Dzisiaj tak nas nastraszyla ze malo oboje nie zeszlismy - tak sie schowala, ze jej nie moglismy prze pol godziny znalezc! Gowniara jest taka cienka, ze sie wszedzie miesci. A potem zrobila to ponownie ale... poszla w kime po mojej stronie lozka pod koldra :) Dobrze, ze na niej nie usiadlam...
I tak nam schodzi dzien po dniu 8) Zycie z kotem jest o niebo lepsze niz bez :1luvu:

Re: Salsa, mała devonka :) *FOTKI*

PostNapisane: Czw lis 07, 2013 21:58
przez Spilett
Prześliczna!
Będziemy obserwować :1luvu:

Re: Salsa, mała devonka :) *FOTKI*

PostNapisane: Czw lis 07, 2013 22:35
przez oleska222
Agnes181jaw, co do ochlodzenia sie w mieszkaniu to ja jestem zdziwiona, bo wydawalo mi sie ze jej z ta devonia sierscia bedzie zimno - a tu wcale nie! Musze przyznac, ze jest dosc konkretnie ofutrzona, czego sie nie spodziewalam.

Re: Salsa, mała devonka :) *FOTKI*

PostNapisane: Pt lis 08, 2013 14:39
przez zysia1986
Musiałam zobaczyć ale boska !
Zadziorna chyba troszeczkę co ? Tak wnioskuje po zdjęciach może się mylę. Ale nic dodać nic ująć jest BOSKA

Re: Salsa, mała devonka :) *FOTKI*

PostNapisane: Pt lis 08, 2013 15:01
przez Milena_MK
Cześć, witam się i ja z moim ruseczkiem i devonkiem :)

Piękna jest Salsa, znam ją z ogłoszeń, bo mimo iż już mam u siebie devonka, to jeszcze mi tak zostało, że regularnie odwiedzam różne stronki :) Piękna jest i mam nadzieję, że przyniesie Wam wiele radości.

Re: Salsa, mała devonka :) *FOTKI*

PostNapisane: Pt lis 08, 2013 15:25
przez oleska222
Cześć zysia i Milena :)

Zysia - faktycznie, jest trochę zadziorna i przekorna, ale ogólnie jest przekochana. W hodowli była izolowana od starszych kotów bo niestety stado miało tendencje do brutalnego dominowania młodszych rezydentów, ale Salsia jak to ona - jak tylko spotkała któregoś z innych kotów to lała w pysk bez ostrzeżenia :D Zrobiła nam pokazówkę na swoim własnym ojcu który jest trzy razy większy od niej :)

Milena - dziękujemy za komplement, twój devonek rownież jest cudny!
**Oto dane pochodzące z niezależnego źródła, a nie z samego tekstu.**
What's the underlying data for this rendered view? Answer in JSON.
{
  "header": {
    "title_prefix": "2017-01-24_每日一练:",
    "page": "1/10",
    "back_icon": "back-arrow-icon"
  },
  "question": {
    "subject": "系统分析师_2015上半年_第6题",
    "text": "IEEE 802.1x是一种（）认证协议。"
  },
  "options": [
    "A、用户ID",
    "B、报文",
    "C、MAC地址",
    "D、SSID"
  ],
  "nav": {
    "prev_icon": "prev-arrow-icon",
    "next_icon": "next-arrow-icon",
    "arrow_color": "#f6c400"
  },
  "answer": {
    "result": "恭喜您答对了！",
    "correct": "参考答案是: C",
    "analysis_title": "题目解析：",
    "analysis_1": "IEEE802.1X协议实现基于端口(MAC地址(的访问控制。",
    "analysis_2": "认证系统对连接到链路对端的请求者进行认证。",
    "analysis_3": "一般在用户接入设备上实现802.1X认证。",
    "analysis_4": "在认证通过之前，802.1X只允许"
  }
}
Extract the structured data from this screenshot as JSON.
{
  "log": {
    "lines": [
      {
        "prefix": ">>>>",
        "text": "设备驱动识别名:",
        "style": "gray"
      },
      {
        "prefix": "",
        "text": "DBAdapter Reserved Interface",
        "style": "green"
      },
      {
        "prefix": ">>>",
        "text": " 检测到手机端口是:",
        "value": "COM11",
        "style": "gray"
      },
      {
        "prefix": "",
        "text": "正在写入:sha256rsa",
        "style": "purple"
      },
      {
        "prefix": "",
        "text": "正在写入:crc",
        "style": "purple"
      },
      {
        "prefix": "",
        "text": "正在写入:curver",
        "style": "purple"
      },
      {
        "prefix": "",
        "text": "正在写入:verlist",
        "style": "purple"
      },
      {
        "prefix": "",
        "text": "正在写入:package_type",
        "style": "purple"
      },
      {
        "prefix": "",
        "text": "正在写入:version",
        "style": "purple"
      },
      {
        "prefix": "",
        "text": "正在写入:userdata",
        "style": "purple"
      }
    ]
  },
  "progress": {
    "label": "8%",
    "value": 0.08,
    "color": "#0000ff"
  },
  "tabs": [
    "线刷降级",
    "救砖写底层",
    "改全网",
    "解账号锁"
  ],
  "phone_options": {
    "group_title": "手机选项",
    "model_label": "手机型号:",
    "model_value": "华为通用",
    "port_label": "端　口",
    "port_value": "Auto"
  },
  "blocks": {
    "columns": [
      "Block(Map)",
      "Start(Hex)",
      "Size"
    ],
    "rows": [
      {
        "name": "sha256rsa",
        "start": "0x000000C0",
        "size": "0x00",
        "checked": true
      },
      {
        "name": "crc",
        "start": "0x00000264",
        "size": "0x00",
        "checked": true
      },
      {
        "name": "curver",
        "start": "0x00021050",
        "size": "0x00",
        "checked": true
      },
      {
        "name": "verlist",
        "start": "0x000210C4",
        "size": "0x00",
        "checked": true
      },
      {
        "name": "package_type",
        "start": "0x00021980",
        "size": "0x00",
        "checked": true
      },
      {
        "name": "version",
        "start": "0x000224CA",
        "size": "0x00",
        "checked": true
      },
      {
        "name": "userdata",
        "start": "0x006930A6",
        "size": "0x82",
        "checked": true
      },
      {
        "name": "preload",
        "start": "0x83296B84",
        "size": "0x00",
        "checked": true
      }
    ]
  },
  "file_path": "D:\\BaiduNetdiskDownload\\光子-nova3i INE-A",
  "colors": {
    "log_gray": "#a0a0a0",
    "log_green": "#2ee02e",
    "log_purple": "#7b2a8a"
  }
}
Ja początkowo myślałam o takim właśnie kolorze ale przecież w końcu to nie o kolor chodzi. Z jakiej jest hodowli? Salsa urodziła sie 24.04.2013 wiec są dokładnie w tym samym wieku :) Rosyjska kocia tez cudna :1luvu:

Re: Salsa, mała devonka :) *FOTKI*

PostNapisane: Pt lis 08, 2013 15:32
przez Milena_MK
Mój kotek pochodzi z hodowli Gratusrex*PL, to młoda hodowla, Beniaminek był z drugiego miotu. Generalnie to mój mąż się w nim zakochał, u mnie miłośc przyszła dopiero, gdy go zobaczyłam :1luvu: I trwa do dziś!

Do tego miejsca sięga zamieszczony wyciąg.